The second high-impact mutation of FE130 is a stop gain in the Flavin Adenine Dinucleotide Synthetase 1 (FLAD1) gene that is expressed in the mitochondrial DNA where it catalyzes the adenylation of flavin mononucleotide (FMN) to form flavin adenine dinucleotide (FAD) coenzyme41. The FAD synthase is an essential protein as the products of its activity, the flavocoenzymes play a vital role in many metabolic processes and in fact FAD synthase deficiencies (OMIM 255100) associated with homozygous severe mutations cause death in the first months of life42. In FE130 the stop mutation p.Q159* affects one of the five isoforms (Uniprot identifier Q8NFF5-5) at the second last residue, therefore we can speculate that it might not seriously compromise the function of the protein.

The embryo FE136 carries an heterozygous missense mutation (rs41307447) in the Transducin-like enhancer protein 4 gene (TLE4, synonym GRG-4) that causes a substitution of a polar amino acid with another polar amino acid (Ser > Tre) in the seventh exon of the gene, corresponding to a low complexity domain of the protein. The rs41307447 polymorphism is tolerated (SIFT score 0.18) and supposed to be benign (PolyPhen score 0.003), nevertheless the TLE4 gene is classified as highly intolerant to loss of function (pLI score 0.999) and the CADD score associated to rs41307447 is in the 99.8th percentile. TLE4 is a trascriptional repressor of the Groucho-family expressed in the embryonic stem cells where it represses naive pluripotency gene43 and it is a direct transcriptional target of Notch44. TLE4 is also expressed in the extravillous trophoblasts45 where it is part of the Wnt signaling pathway that promotes implantation, trophoblast invasion, and endometrial function46. Finally, a study in a cohort of 750 women finds significant association between the A allele of rs7859844 on chromosome 9 and recurrent miscarriages, further showing that rs7859844 physically interact with TLE49. In our study among all embryos only FE106 carries the intergenic variant rs7859844.

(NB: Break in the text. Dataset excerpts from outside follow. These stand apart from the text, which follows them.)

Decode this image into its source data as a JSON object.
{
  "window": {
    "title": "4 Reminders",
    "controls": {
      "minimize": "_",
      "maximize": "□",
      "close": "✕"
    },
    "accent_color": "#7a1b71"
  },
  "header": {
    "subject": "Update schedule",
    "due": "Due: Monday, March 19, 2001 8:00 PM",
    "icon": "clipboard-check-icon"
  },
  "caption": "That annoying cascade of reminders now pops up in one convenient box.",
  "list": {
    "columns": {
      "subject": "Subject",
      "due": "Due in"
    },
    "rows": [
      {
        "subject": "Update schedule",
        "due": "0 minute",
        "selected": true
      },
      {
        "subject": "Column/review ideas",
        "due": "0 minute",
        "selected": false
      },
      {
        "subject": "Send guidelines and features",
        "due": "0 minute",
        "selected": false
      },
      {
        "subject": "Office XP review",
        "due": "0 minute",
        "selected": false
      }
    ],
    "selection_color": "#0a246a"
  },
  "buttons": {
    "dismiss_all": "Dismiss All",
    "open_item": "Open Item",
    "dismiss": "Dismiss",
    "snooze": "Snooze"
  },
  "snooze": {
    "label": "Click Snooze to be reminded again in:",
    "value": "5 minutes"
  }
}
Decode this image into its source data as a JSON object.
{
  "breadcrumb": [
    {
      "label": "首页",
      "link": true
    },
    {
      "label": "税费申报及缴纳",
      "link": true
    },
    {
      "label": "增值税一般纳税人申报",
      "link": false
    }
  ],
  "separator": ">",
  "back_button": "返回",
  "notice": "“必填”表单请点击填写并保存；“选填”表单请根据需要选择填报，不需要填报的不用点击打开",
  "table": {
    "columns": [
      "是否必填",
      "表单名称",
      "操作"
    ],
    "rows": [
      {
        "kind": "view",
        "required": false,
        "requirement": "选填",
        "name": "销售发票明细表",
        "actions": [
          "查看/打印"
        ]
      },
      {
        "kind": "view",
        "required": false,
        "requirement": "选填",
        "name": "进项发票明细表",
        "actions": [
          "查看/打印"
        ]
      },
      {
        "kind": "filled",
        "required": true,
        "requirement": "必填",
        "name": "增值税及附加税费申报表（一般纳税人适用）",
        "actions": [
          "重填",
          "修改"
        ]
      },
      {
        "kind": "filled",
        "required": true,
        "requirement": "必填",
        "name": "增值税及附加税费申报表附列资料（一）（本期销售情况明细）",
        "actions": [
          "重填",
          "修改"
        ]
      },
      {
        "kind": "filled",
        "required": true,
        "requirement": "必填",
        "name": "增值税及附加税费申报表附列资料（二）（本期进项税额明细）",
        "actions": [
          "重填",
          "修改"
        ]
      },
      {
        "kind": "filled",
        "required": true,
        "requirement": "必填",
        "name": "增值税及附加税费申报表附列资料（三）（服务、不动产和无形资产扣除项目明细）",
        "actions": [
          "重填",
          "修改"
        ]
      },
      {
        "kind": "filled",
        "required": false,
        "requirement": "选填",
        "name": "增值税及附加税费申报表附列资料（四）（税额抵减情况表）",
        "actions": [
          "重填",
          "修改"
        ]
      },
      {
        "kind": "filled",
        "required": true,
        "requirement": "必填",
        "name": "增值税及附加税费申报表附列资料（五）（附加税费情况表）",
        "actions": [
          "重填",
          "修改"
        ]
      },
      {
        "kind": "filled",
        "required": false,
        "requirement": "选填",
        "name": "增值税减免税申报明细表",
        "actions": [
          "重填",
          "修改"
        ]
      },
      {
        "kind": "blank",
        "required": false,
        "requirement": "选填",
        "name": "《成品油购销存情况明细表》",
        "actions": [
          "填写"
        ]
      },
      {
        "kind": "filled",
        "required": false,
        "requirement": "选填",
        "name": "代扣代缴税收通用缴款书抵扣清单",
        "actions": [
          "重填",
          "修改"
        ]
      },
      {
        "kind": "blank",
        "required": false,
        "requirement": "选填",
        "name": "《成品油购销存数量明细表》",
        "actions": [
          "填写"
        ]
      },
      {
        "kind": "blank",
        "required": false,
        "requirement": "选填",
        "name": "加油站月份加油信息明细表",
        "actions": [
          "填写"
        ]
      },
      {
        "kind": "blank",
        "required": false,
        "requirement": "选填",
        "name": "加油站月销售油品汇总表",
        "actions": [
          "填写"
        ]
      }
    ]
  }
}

Among prioritized variants shared by more than one embryo, the male FE165 and female FE106 embryos share a stop gain mutation (p.Q1758*) in the X-linked FERM and PDZ domain containing 3 (FRMPD3) gene, which is highly intolerant to loss of function (pLI = 0.91). The mutation falls at the protein C-terminal in a polyQ stretch (27 residues). While little is known in humans about this gene, a study in lion head goose finds significant association between high expression of FRMPD3 and low production of eggs47.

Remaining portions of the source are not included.